On January 31st 2011 we received the news that no parent or child ever wants to hear. Our 16 yr old son Cory was diagnosed with DIPG, an inoperable and terminal brain tumor. It is an extremely rare disease with no cure & limited treatments.The average life expectancy is 9-12 months. The only form of treatment at this time is radiation and clinical trials and this needs to change!

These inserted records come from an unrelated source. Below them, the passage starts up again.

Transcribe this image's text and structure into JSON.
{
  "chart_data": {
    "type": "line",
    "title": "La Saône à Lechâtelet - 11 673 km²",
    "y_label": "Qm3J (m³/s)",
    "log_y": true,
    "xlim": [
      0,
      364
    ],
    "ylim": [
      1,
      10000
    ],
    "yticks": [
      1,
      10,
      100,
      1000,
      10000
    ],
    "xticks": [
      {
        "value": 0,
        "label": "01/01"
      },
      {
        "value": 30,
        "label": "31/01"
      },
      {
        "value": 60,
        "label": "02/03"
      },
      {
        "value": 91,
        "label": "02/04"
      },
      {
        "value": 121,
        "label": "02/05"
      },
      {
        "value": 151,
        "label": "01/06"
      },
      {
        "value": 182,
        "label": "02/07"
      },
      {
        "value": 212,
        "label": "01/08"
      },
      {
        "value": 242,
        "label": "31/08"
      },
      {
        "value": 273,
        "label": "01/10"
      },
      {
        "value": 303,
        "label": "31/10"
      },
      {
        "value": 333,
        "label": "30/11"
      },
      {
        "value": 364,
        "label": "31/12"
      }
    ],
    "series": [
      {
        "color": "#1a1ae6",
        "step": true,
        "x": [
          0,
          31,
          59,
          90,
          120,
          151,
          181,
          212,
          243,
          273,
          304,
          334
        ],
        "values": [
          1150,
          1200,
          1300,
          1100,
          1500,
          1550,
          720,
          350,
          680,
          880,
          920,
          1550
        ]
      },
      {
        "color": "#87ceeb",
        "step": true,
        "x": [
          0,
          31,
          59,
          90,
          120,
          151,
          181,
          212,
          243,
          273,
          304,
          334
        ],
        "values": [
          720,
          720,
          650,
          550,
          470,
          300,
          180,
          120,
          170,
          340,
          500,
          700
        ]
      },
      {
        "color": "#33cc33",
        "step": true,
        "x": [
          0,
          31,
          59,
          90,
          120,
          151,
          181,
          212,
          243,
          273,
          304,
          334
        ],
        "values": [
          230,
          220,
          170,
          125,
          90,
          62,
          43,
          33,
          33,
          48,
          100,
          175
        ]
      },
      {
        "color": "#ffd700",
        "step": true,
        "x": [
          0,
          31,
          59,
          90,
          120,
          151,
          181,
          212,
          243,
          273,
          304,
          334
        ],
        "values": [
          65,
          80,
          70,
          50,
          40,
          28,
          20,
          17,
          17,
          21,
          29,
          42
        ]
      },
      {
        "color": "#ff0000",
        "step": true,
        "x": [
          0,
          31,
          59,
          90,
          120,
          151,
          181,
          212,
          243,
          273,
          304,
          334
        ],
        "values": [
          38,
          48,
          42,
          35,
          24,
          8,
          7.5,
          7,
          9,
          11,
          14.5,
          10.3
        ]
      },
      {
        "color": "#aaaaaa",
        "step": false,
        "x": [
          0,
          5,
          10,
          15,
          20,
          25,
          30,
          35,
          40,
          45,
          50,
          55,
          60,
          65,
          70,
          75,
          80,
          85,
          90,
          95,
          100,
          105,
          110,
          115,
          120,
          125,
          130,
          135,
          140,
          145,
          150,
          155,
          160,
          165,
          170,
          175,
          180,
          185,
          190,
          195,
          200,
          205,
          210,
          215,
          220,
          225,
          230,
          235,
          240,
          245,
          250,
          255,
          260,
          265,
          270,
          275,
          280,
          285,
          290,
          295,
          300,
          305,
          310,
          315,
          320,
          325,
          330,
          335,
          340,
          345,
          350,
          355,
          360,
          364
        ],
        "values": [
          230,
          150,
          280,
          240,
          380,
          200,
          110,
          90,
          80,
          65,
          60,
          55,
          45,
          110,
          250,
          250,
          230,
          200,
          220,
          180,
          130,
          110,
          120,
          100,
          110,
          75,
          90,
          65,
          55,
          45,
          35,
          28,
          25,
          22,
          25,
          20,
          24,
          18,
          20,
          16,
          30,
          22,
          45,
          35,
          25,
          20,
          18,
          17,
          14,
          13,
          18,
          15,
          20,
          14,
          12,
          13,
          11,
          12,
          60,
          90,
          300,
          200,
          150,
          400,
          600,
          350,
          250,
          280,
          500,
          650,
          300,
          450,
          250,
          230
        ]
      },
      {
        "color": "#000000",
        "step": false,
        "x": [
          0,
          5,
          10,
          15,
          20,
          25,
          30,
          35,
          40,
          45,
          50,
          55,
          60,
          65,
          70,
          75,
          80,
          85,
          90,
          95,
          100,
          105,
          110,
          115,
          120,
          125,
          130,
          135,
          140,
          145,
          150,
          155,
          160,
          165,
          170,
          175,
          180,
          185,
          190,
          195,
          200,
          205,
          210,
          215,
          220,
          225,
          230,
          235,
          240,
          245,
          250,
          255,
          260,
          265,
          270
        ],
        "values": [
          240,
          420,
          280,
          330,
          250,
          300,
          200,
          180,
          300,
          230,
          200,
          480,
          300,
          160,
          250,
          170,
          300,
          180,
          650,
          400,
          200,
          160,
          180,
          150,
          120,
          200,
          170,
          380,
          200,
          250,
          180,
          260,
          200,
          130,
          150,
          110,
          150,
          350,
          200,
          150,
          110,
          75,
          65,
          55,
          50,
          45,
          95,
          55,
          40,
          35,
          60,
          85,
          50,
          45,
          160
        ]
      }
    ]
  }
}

Cory was a fun loving kid that enjoyed all the things kids do. Early on Cory took a particular interest in skate boarding and in-line skating.  He quickly mastered the tricks his older brother only dreamed of landing.  As he got older and frequented the skate parks, crowds of kids would gather to watch him back flip on his in-line skates or clear a stair set taller than he was.  He would then some how manage to do a trick in the air on the way down.  Fearless on a board! Cory also loved baseball and loved being under pressure.  When he was in little league he would be brought in as a closer.  This may sound funny in little league but he was effective and earned the nickname The Ice Man from one of the umpires.  He could be brought in with bases loaded, still needing a couple outs and still manage to get his team out of trouble.  He also loved fishing with his cousins. This is a sport I’m sure with enough time he would have also mastered.  Cory also was a people person he was funny and very out going.  He loved his family and friends and covered a lot of ground in a short time.  Cory didn’t have a lot of friends, what he had were a lot of best friends.  Because that is what you became to him.   A best friend!  He treated all his friends the same way. He did not reach out to you because you were popular or cool everyone was a potential best friend.  Cory spent the last two years of his life fighting this horrible disease.  With the same fight and determination he used trying to land a new trick He faced the new challenges thrown at him.  He used the same fearless attitude that got him out of tough spots on the mound to take this disease head on.  His courage was unmatched.  He volunteered for drug trials knowing that  they were going to make him sick.  He never complained he just kept taking everything in stride.  He volunteered for a surgical procedure with great risk,  I’m not sure most adults would have had the courage to take on.  He did all this with grace and dignity and a “NEVER GIVE UP” attitude like none I have ever seen before.  On August 19th just 4 days after his 18th birthday Cory died, however his Never Give Up attitude did not.  It is alive and well and will be carried on by many for years to come.